3 minutes reading time
Review from a 3rd Grader Part 2: My day in Wrangell
In the afternoon we went to a town called Wrangell to see a dance presentation by the Tlingit natives, pronounced Klinkit. But before that we went to a museum called the Nolan Center. At the Nolan Center they had a bunch of history about their town. It was originally a native village and then prospectors came in and they founded the town of Wrangell, named after a Russian fur trader. There were a bunch of stuffed animals, especially a lot of birds. There were also stuffed moose heads with gigantic antlers. There was a section that had many native dolls, and many beaded baskets and such. Then there was a section on the gold rush. It told how people mined for gold, what tools they used and that there were barely any people who struck it rich. 40,000 people went to get gold, 4000 found gold, and only 400 struck it rich.
After we learned all this we went to the Chief Shakes tribal house for the dance presentation by the Tlingit. A man named Arthur Larsen came out to greet us. He had his dance costume on with his clan crests on the front, eagle and killer whale. When he danced he had boots on with beaded moccasins and he had deer hooves attached to the tops of the boots so that he could dance around and have clinking noises from the hooves and it acted like an instrument. On his hands he wore his father's harbor seal skin gloves. When we got in he introduced the rest of the dancers and they started their dance. It turns out the lodge was built by three women who sawed the boards by hand, they put them down, made the roof, and in Tlingit culture, women aren't as strong as men.
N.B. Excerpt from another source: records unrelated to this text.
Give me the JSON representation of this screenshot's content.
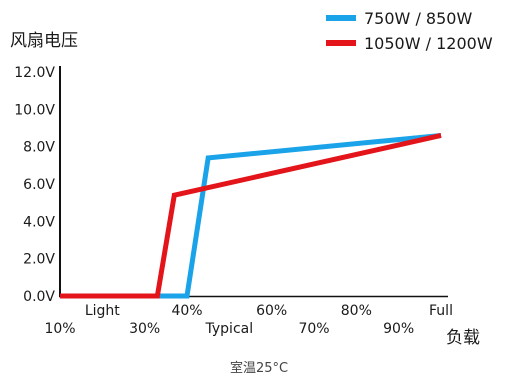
{
  "chart_data": {
    "type": "line",
    "title": "",
    "ylabel": "风扇电压",
    "xlabel": "负载",
    "note": "室温25°C",
    "ylim": [
      0,
      12
    ],
    "xlim": [
      10,
      100
    ],
    "y_ticks": [
      "0.0V",
      "2.0V",
      "4.0V",
      "6.0V",
      "8.0V",
      "10.0V",
      "12.0V"
    ],
    "x_ticks_upper": [
      {
        "x": 20,
        "label": "Light"
      },
      {
        "x": 40,
        "label": "40%"
      },
      {
        "x": 60,
        "label": "60%"
      },
      {
        "x": 80,
        "label": "80%"
      },
      {
        "x": 100,
        "label": "Full"
      }
    ],
    "x_ticks_lower": [
      {
        "x": 10,
        "label": "10%"
      },
      {
        "x": 30,
        "label": "30%"
      },
      {
        "x": 50,
        "label": "Typical"
      },
      {
        "x": 70,
        "label": "70%"
      },
      {
        "x": 90,
        "label": "90%"
      }
    ],
    "legend_position": "top-right",
    "grid": false,
    "series": [
      {
        "name": "750W / 850W",
        "color": "#1aa3e8",
        "points": [
          [
            10,
            0
          ],
          [
            38,
            0
          ],
          [
            40,
            0
          ],
          [
            45,
            7.4
          ],
          [
            100,
            8.6
          ]
        ]
      },
      {
        "name": "1050W / 1200W",
        "color": "#e3151b",
        "points": [
          [
            10,
            0
          ],
          [
            33,
            0
          ],
          [
            37,
            5.4
          ],
          [
            100,
            8.6
          ]
        ]
      }
    ]
  }
}
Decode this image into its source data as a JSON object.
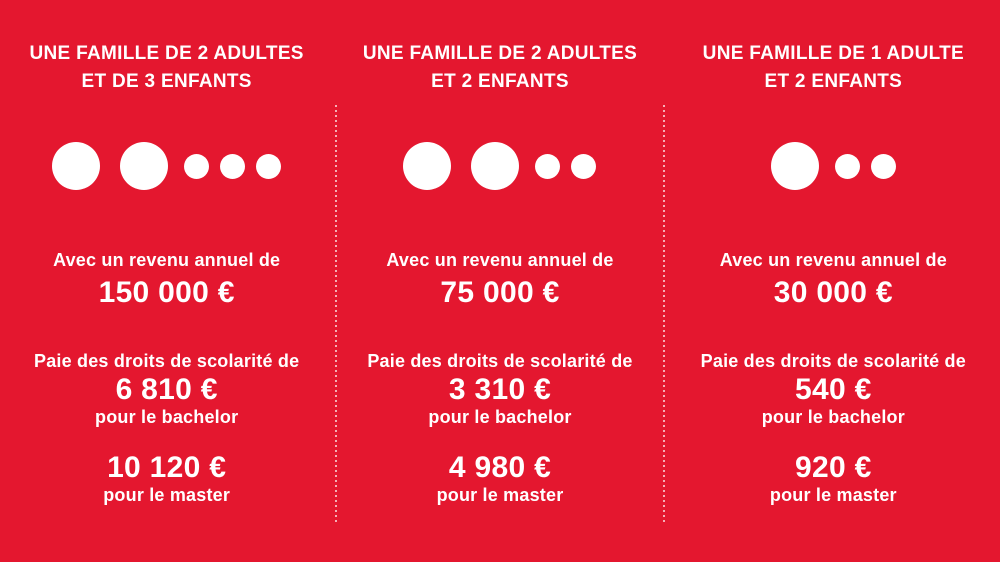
{
  "theme": {
    "background_color": "#e4172f",
    "text_color": "#ffffff",
    "divider_color": "rgba(255,255,255,0.65)"
  },
  "columns": [
    {
      "title_line1": "UNE FAMILLE DE 2 ADULTES",
      "title_line2": "ET DE 3 ENFANTS",
      "adults": 2,
      "children": 3,
      "income_label": "Avec un revenu annuel de",
      "income_value": "150 000 €",
      "tuition_label": "Paie des droits de scolarité de",
      "bachelor_value": "6 810 €",
      "bachelor_label": "pour le bachelor",
      "master_value": "10 120 €",
      "master_label": "pour le master"
    },
    {
      "title_line1": "UNE FAMILLE DE 2 ADULTES",
      "title_line2": "ET 2 ENFANTS",
      "adults": 2,
      "children": 2,
      "income_label": "Avec un revenu annuel de",
      "income_value": "75 000 €",
      "tuition_label": "Paie des droits de scolarité de",
      "bachelor_value": "3 310 €",
      "bachelor_label": "pour le bachelor",
      "master_value": "4 980 €",
      "master_label": "pour le master"
    },
    {
      "title_line1": "UNE FAMILLE DE 1 ADULTE",
      "title_line2": "ET 2 ENFANTS",
      "adults": 1,
      "children": 2,
      "income_label": "Avec un revenu annuel de",
      "income_value": "30 000 €",
      "tuition_label": "Paie des droits de scolarité de",
      "bachelor_value": "540 €",
      "bachelor_label": "pour le bachelor",
      "master_value": "920 €",
      "master_label": "pour le master"
    }
  ]
}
My favorite dance was the killer whale dance. All of the women were making ocean motions with their hands and the men were walking around lower down near the fire pit with one hand on their head like the dorsal fin and the other on their side like the pectoral fin. Every so often they would be dancing around and then one of them would stand on their tip-toes and lean their head back and blow like a blowhole. All of these were songs, although it sounded more like chanting. There was singing and drum beats.
The surprising thing was everybody was all volunteers even though they were Tlingit. Two of them were even kids and one of them was Cherokee. The other kid had a drum and a raven on the back of his robe. In Tlingit culture you take your mother's clan. For example, if your mother is a raven, you are a raven, and you must marry an eagle. If your mother is an eagle then you are an eagle and you must marry a raven. This tradition keeps it balanced. There was a mother and a son there and they both had the same crest on the back of their robes. After this presentation we went back to the boat. We had a very exciting day in Wrangell.